Jaxon rivaled state-of-the-art with >1000x fewer manually labeled examples.

Jaxon has hit a major benchmark in its quest to minimize the amount of human-labeled examples needed to properly train machine learning models.

We came within points of hitting the same F1 accuracy scores as state-of-the-art models with just 20 human-labeled examples, versus the 25,000 needed prior.

Jaxon uses a mix of AI techniques to create training sets.

This experiment got the most lift from our unsupervised data augmentation, which supplements real data with synthetic data.


Results are presented with the model along the x-axis and corresponding F1 score on the y-axis.

These F1 metric scores (accuracy measurements) are calculated by measuring the model’s predictions against a holdout dataset sliced off from the original dataset.

Model F1 Accuracy

for IMDb Sentiment Analysis

*Augmented DistilBERT using Jaxon’s synthetic data


Experiments were conducted using the IMDb dataset described to the right. Labels were stripped from the dataset, and the now-unlabeled dataset was uploaded into the Jaxon platform. Examples were classified within the platform as either a positive or negative review.

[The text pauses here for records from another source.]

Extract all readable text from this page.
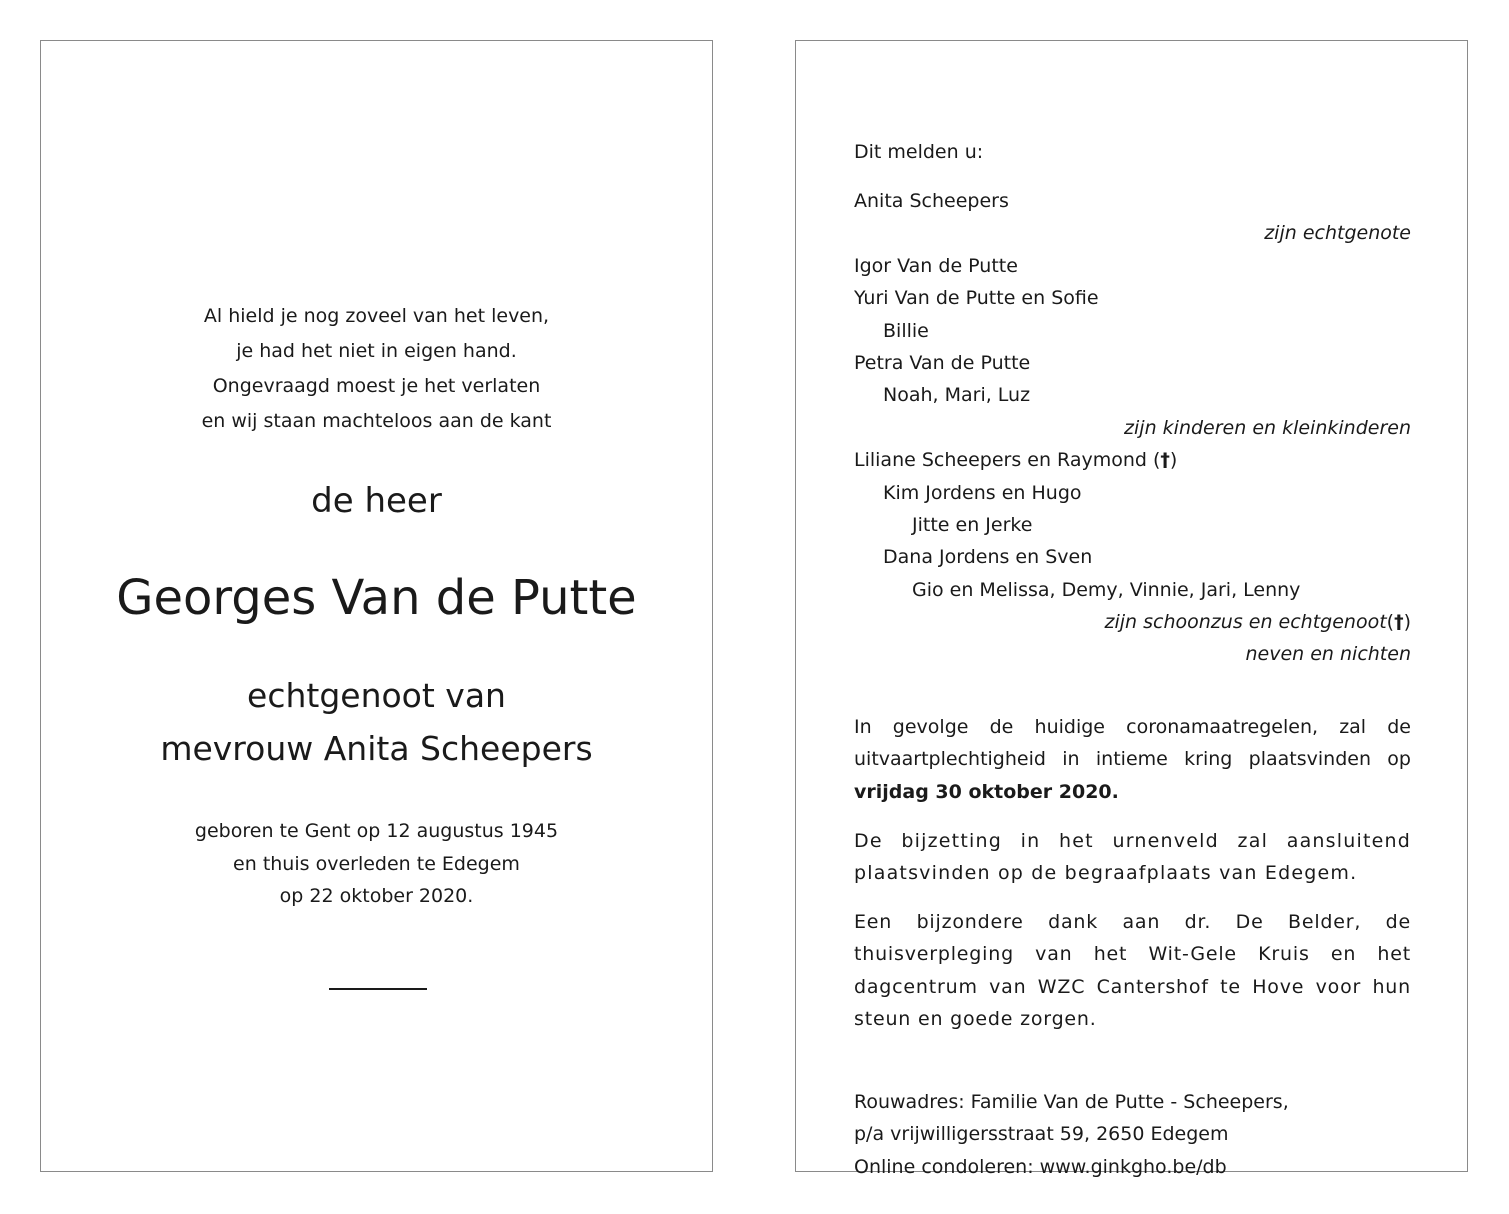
Al hield je nog zoveel van het leven,
je had het niet in eigen hand.
Ongevraagd moest je het verlaten
en wij staan machteloos aan de kant
de heer
Georges Van de Putte
echtgenoot van
mevrouw Anita Scheepers
geboren te Gent op 12 augustus 1945
en thuis overleden te Edegem
op 22 oktober 2020.
Dit melden u:
Anita Scheepers
zijn echtgenote
Igor Van de Putte
Yuri Van de Putte en Sofie
Billie
Petra Van de Putte
Noah, Mari, Luz
zijn kinderen en kleinkinderen
Liliane Scheepers en Raymond (†)
Kim Jordens en Hugo
Jitte en Jerke
Dana Jordens en Sven
Gio en Melissa, Demy, Vinnie, Jari, Lenny
zijn schoonzus en echtgenoot(†)
neven en nichten
In gevolge de huidige coronamaatregelen, zal de uitvaartplechtigheid in intieme kring plaatsvinden op vrijdag 30 oktober 2020.
De bijzetting in het urnenveld zal aansluitend plaatsvinden op de begraafplaats van Edegem.
Een bijzondere dank aan dr. De Belder, de thuisverpleging van het Wit-Gele Kruis en het dagcentrum van WZC Cantershof te Hove voor hun steun en goede zorgen.
Rouwadres: Familie Van de Putte - Scheepers,
p/a vrijwilligersstraat 59, 2650 Edegem
Online condoleren: www.ginkgho.be/db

20 examples were manually labeled within the Jaxon platform, which took about half an hour. These 20 labeled examples and the rest of the unlabeled dataset (less 25% held out for testing) were then used to train an augmented DistilBERT model leveraging Jaxon’s unsupervised data augmentation technology.

The IMDb Dataset

The IMDb dataset is most commonly used to train models in order to classify the polarity of a given text. This data is comprised of 100,000 total movie review examples. Of these examples, 25,000 are labeled and 75,000 are unlabeled. The 25,000 labeled examples are classified as either a positive or negative review with a 50/50 split between the two (12,500 positive and 12,500 negative).